Bodypopper Sun 05-Jan-14 16:09:41

I think he will check out of fatherhood as soon as he goes to Cornwall and this cancelling is his way of withdrawing by degrees.

It's a hell of a way to have regular contact.

Chippednailvarnish Sun 05-Jan-14 16:13:47

Get the CSA on his case and expect the worse from him. If he steps up, you have lost nothing, if he buggers off your DS is young enough to forget him.

He sounds like a shit TBH.

Cbeebijeebies Sun 05-Jan-14 16:23:14

I have started to wonder if this move is actually best for DS. I don't want this sort of thing to be happening when he's older and understands more. He was upset enough as it was and he's only 3.

I don't know.

Cbeebijeebies Sun 05-Jan-14 16:25:20

And yes, in discussions this year he's brought up the fact that i kept ds despite him and his mum both trying to get me to abort.

Chippednailvarnish Sun 05-Jan-14 16:31:02

He's a shit. God forbid he ever said about aborting in front of your DS...

Cbeebijeebies Sun 05-Jan-14 16:35:15

He didn't. And i don't think he would. But that's a pretty crap attitude to have about you son. He then said he then loves him though hmm just that it's basically good he does anything at all considering how DS came to be.

Cbeebijeebies Mon 06-Jan-14 13:06:01

Just recieved a text from him to say he's doing overtime this weekend as he needs the money after christmas so he'll have DS on the 18th.
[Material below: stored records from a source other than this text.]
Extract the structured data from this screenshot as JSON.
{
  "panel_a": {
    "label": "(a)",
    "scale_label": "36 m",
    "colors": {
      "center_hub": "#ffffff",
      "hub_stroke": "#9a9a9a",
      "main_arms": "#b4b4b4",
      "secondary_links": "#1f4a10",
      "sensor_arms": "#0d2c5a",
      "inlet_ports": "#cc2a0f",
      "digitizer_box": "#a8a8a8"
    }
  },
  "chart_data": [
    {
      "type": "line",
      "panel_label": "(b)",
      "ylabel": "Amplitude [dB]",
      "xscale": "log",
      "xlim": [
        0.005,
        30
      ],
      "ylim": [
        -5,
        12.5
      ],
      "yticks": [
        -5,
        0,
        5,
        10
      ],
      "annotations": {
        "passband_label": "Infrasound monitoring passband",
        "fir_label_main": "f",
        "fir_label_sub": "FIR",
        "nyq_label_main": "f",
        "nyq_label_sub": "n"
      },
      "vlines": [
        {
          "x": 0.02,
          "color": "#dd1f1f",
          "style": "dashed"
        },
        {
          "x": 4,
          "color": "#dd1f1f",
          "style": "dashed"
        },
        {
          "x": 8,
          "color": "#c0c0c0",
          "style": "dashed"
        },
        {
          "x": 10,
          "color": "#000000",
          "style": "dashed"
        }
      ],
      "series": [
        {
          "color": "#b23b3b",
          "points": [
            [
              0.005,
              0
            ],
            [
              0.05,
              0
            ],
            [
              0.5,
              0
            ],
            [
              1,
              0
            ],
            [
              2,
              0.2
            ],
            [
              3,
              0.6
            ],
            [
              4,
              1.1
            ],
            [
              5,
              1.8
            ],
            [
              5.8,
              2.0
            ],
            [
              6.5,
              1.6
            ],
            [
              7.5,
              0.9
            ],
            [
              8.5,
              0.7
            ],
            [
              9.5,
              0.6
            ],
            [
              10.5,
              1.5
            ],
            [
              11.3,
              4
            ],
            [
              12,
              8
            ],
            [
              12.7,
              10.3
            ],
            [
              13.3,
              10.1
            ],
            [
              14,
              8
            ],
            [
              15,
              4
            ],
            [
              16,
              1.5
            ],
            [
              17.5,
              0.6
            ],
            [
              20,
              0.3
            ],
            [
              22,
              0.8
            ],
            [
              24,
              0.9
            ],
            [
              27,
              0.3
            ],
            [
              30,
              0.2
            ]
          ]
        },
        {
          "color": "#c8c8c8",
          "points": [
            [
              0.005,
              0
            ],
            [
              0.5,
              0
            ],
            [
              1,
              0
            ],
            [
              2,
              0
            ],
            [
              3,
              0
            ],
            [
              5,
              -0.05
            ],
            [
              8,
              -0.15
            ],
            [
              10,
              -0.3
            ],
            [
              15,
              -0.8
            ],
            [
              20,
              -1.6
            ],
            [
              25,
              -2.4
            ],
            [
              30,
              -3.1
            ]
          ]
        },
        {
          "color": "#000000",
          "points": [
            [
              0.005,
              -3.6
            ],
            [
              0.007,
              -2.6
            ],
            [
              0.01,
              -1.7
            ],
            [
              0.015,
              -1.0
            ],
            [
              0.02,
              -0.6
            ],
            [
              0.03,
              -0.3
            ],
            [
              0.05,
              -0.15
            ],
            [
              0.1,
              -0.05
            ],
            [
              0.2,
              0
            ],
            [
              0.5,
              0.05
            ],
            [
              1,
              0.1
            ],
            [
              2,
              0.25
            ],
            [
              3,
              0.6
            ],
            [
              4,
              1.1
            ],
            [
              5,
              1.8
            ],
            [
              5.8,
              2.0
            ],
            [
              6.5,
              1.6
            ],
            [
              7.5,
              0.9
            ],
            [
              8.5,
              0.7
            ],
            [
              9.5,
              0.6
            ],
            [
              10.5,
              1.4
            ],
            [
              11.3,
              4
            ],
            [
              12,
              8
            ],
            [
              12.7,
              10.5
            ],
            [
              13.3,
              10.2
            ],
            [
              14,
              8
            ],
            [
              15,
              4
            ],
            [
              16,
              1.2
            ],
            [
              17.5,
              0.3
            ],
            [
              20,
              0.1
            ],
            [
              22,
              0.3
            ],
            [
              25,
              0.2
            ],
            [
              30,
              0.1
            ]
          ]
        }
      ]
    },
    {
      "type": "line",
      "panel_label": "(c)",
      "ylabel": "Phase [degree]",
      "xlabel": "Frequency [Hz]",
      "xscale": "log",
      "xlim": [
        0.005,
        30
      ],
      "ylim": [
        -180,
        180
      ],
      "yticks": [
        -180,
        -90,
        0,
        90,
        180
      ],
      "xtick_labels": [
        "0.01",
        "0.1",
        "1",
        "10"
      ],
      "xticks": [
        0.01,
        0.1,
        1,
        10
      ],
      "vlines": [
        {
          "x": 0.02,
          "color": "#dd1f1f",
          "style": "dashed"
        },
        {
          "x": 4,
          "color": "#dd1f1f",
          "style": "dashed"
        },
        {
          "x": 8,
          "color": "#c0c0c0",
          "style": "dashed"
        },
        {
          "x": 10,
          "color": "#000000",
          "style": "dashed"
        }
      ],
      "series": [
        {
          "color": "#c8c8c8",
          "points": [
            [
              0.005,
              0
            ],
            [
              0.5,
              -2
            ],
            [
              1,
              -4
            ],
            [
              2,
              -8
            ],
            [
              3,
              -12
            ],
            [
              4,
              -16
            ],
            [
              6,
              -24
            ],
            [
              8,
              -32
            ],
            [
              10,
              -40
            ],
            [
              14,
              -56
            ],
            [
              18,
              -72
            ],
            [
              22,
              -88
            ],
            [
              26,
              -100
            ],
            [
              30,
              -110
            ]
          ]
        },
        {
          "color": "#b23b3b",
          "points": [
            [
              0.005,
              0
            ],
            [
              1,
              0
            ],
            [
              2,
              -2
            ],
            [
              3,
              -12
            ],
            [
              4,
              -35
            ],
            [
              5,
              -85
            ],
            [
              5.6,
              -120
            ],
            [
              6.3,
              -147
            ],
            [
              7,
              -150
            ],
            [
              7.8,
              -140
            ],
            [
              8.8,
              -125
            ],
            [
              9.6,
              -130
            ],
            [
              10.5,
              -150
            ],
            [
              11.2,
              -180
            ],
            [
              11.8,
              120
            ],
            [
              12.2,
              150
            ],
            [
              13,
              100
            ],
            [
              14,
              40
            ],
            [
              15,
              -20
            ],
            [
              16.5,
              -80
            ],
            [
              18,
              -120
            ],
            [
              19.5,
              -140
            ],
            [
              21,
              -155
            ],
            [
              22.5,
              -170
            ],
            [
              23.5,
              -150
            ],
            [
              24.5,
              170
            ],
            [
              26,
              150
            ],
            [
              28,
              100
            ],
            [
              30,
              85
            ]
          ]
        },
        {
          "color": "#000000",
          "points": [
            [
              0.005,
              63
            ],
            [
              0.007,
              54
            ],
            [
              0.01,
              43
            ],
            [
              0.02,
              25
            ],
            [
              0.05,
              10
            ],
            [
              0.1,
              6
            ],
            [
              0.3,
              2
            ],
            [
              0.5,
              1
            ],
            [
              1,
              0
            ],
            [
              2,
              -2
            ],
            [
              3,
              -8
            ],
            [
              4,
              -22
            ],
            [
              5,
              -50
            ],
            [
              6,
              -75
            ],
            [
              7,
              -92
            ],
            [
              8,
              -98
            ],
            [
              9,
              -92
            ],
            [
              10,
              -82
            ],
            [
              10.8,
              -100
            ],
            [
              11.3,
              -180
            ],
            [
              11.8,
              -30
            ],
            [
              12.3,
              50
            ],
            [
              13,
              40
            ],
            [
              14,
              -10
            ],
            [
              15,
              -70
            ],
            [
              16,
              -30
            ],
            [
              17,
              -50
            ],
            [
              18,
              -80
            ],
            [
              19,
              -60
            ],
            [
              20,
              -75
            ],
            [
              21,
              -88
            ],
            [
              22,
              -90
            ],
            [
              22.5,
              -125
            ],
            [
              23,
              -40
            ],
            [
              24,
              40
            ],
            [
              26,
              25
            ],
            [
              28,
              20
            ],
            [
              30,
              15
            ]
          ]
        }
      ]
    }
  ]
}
He hasn't seen him since christmas hmm Pfft

Cbeebijeebies Mon 06-Jan-14 13:10:40

(he lives at home rent free and earns about a grand a month, or so he says, hence the slight disbelief...)

KingRollo Mon 06-Jan-14 15:27:10

Message withdrawn at poster's request.

Cbeebijeebies Mon 06-Jan-14 17:27:22

It doesn't look good.

He can't say I made it difficult though I'm sure he will hmm I've held my tongue so many times for DS and left the door open.

KingRollo Mon 06-Jan-14 18:16:48

Message withdrawn at poster's request.

Cbeebijeebies Mon 06-Jan-14 19:09:23

I know. It's just sad isn't it? He does seem to tell old mutual friends that he has him more often etc which suggests he knows it looks bad at times.